Per come è stato condotto, solo un modo di rimandare la soluzione del problema di tre mesi sperando che nel frattempo i migranti si ingegnino a scappare. Poco importa se il permesso temporaneo per legge non è valido oltre i confini del Paese che lo rilascia. Poco importa se quando questi ragazzi arriveranno in Francia, che è la terra a cui mirano, saranno di nuovo irregolari e passibili sanzioni. L’importante è “svuotare la vasca” – con una metafora che piace tanto al ministro Maroni – se poi questi giovani non risolvono la complessità della loro condizione ed il problema flussi diventa di qualcun altro, tanto meglio. Così ci pensavano prima a intervenire a livello dell’Unione Europea.

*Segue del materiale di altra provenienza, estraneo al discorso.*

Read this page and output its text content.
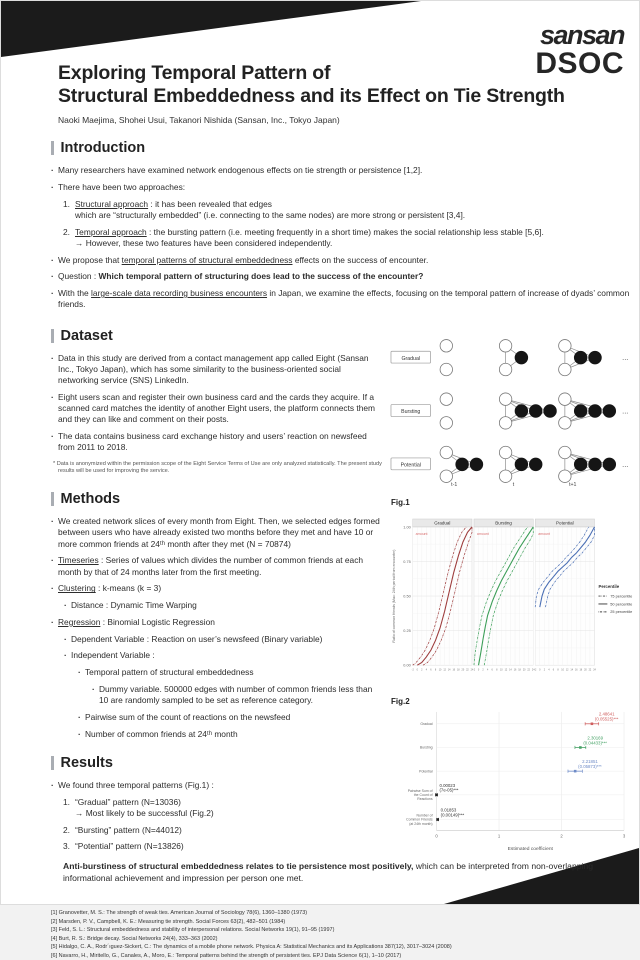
sansan
DSOC
Exploring Temporal Pattern of
Structural Embeddedness and its Effect on Tie Strength
Naoki Maejima, Shohei Usui, Takanori Nishida (Sansan, Inc., Tokyo Japan)
Introduction
·
Many researchers have examined network endogenous effects on tie strength or persistence [1,2].
·
There have been two approaches:
1. Structural approach : it has been revealed that edges
which are “structurally embedded” (i.e. connecting to the same nodes) are more strong or persistent [3,4].
2. Temporal approach : the bursting pattern (i.e. meeting frequently in a short time) makes the social relationship less stable [5,6].
→ However, these two features have been considered independently.
·
We propose that temporal patterns of structural embeddedness effects on the success of encounter.
·
Question : Which temporal pattern of structuring does lead to the success of the encounter?
·
With the large-scale data recording business encounters in Japan, we examine the effects, focusing on the temporal pattern of increase of dyads’ common friends.
Dataset
·
Data in this study are derived from a contact management app called Eight (Sansan Inc., Tokyo Japan), which has some similarity to the business-oriented social networking service (SNS) LinkedIn.
·
Eight users scan and register their own business card and the cards they acquire. If a scanned card matches the identity of another Eight users, the platform connects them and they can like and comment on their posts.
·
The data contains business card exchange history and users’ reaction on newsfeed from 2011 to 2018.
* Data is anonymized within the permission scope of the Eight Service Terms of Use are only analyzed statistically. The present study results will be used for improving the service.
Methods
·
We created network slices of every month from Eight. Then, we selected edges formed between users who have already existed two months before they met and have 10 or more common friends at 24ᵗʰ month after they met (N = 70874)
·
Timeseries : Series of values which divides the number of common friends at each month by that of 24 months later from the first meeting.
·
Clustering : k-means (k = 3)
·
Distance : Dynamic Time Warping
·
Regression : Binomial Logistic Regression
·
Dependent Variable : Reaction on user’s newsfeed (Binary variable)
·
Independent Variable :
·
Temporal pattern of structural embeddedness
·
Dummy variable. 500000 edges with number of common friends less than 10 are randomly sampled to be set as reference category.
·
Pairwise sum of the count of reactions on the newsfeed
·
Number of common friends at 24ᵗʰ month
Results
·
We found three temporal patterns (Fig.1) :
1. “Gradual” pattern (N=13036)
→ Most likely to be successful (Fig.2)
2. “Bursting” pattern (N=44012)
3. “Potential” pattern (N=13826)
Anti-burstiness of structural embeddedness relates to tie persistence most positively, which can be interpreted from non-overlapping informational achievement and impression per person one met.
Gradual	...
Bursting	...
Potential	...
t-1	t	t+1
Fig.1
Gradual
amount
-2 0 2 4 6 8 10 12 14 16 18 20 22 24
0.00
0.25
0.50
0.75
1.00
Bursting
amount
-2 0 2 4 6 8 10 12 14 16 18 20 22 24
Potential
amount
-2 0 2 4 6 8 10 12 14 16 18 20 22 24
Ratio of common friends (Max: 24th period from encounter)	Percentile
75 percentile
50 percentile
25 percentile
Fig.2
0	1	2	3
Estimated coefficient
Gradual
2.48641
(0.05525)***
Bursting
2.30169
(0.04433)***
Potential
2.21851
(0.05873)***
Pairwise Sum of
the Count of
Reactions
0.00023
(7e-05)***
Number of
Common Friends
(at 24th month)
0.01853
(0.00149)***
[1] Granovetter, M. S.: The strength of weak ties. American Journal of Sociology 78(6), 1360–1380 (1973)
[2] Marsden, P. V., Campbell, K. E.: Measuring tie strength. Social Forces 63(2), 482–501 (1984)
[3] Feld, S. L.: Structural embeddedness and stability of interpersonal relations. Social Networks 19(1), 91–95 (1997)
[4] Burt, R. S.: Bridge decay. Social Networks 24(4), 333–363 (2002)
[5] Hidalgo, C. A., Rodr´ıguez-Sickert, C.: The dynamics of a mobile phone network. Physica A: Statistical Mechanics and its Applications 387(12), 3017–3024 (2008)
[6] Navarro, H., Miritello, G., Canales, A., Moro, E.: Temporal patterns behind the strength of persistent ties. EPJ Data Science 6(1), 1–10 (2017)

E mentre la politica attacca e stacca definizioni, le parole scelte per individuare questi migranti vanno oltre il piano della retorica ed arrivano ad incidere sulla vita delle persone. Perché i termini, oltre la propaganda, corrispondono a condizioni giuridiche diverse. Diritti riconosciuti, concessi o negati.
Se ripercorriamo le tappe compiute da questi ragazzi e scandite dalle direttive del governo troviamo un iter confuso, dove il file rouge è, e resta, l’indifferenza verso la tutela. Già i primi attracchi sulle coste italiane hanno fatto aprire un dibattito sullo status da attribuire ai nuovi immigrati. Tutti concordi nel riconoscere che i tunisini non rientravano nei casi d’asilo. Perché non fuggivano da un Paese in guerra od in cui rischiavano persecuzione, ci si è divisi sul considerarli “sfollati” o “clandestini”.

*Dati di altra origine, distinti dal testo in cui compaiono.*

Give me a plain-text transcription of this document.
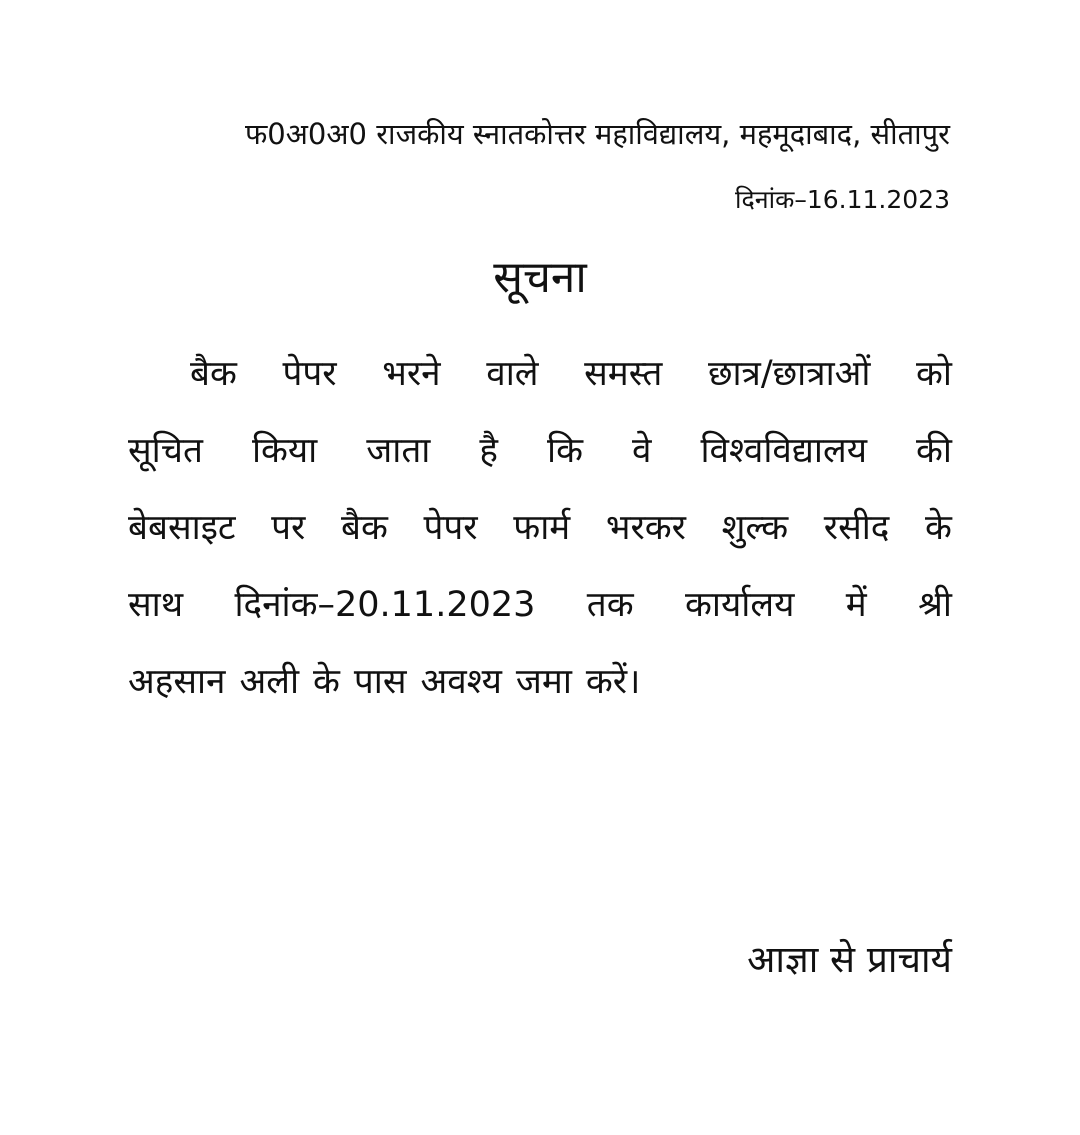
फ0अ0अ0 राजकीय स्नातकोत्तर महाविद्यालय, महमूदाबाद, सीतापुर
दिनांक–16.11.2023
सूचना
बैक पेपर भरने वाले समस्त छात्र/छात्राओं को
सूचित किया जाता है कि वे विश्वविद्यालय की
बेबसाइट पर बैक पेपर फार्म भरकर शुल्क रसीद के
साथ दिनांक–20.11.2023 तक कार्यालय में श्री
अहसान अली के पास अवश्य जमा करें।
आज्ञा से प्राचार्य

La prima era la posizione dell’associazionismo, dove per tutti si possono ricordare la dichiarazioni del presidente della Caritas che, sostenendo che in Tunisia vigesse comunque una situazione sociopolitica caotica, sottolineava come questi migranti non potessero essere considerati semplici irregolari, ma stranieri cui accordare un permesso temporaneo per motivi umanitari. Diversa l’opinione del governo italiano. Fino a due settimane fa, messo in scacco dalla posizione del Carroccio, ha sostenuto senza esitazione che i tunisini fossero clandestini, partendo dall’assunto che in Tunisia non sussistesse nessuna situazione di emergenza tale da giustificare l’emigrazione.
Così questi ragazzi sono stati trattati come chi è imputato di reato di clandestinità e trasferiti nei Cie, centri di identificazione ed espulsione, i luoghi che la politica riserva agli stranieri senza permesso di soggiorno. Fino alla settimana scorsa le camerate del Cie di Bologna erano piene di tunisini arrivati dopo il rovesciamento di Ben Ali, detenuti in una condizione di totale privazione della libertà personale.
Per fare loro spazio, i migranti che li hanno preceduti erano stati fatti uscire di gran fretta, senza attendere il limite massimo dei sei mesi previsto dal Pacchetto Sicurezza. Come la maggior parte dei trattenuti, non erano stati concretamente espulsi, ma rilasciati con un foglio di via che li intimava a abbandonare il paese entro 5 giorni, trovando da soli i mezzi per farlo, pena incorrere in un reato punito col carcere. Mentre i tunisini, finché c’era spazio, sono rimasti nei Cie, è arrivato il tempo dei vertici con la Tunisia. E lì la dialettica ha cominciato a cambiare. Con la speranza di portare a casa un accordo sui rimpratri, il governo ha prudentemente preferito sostituire il “clandestini”.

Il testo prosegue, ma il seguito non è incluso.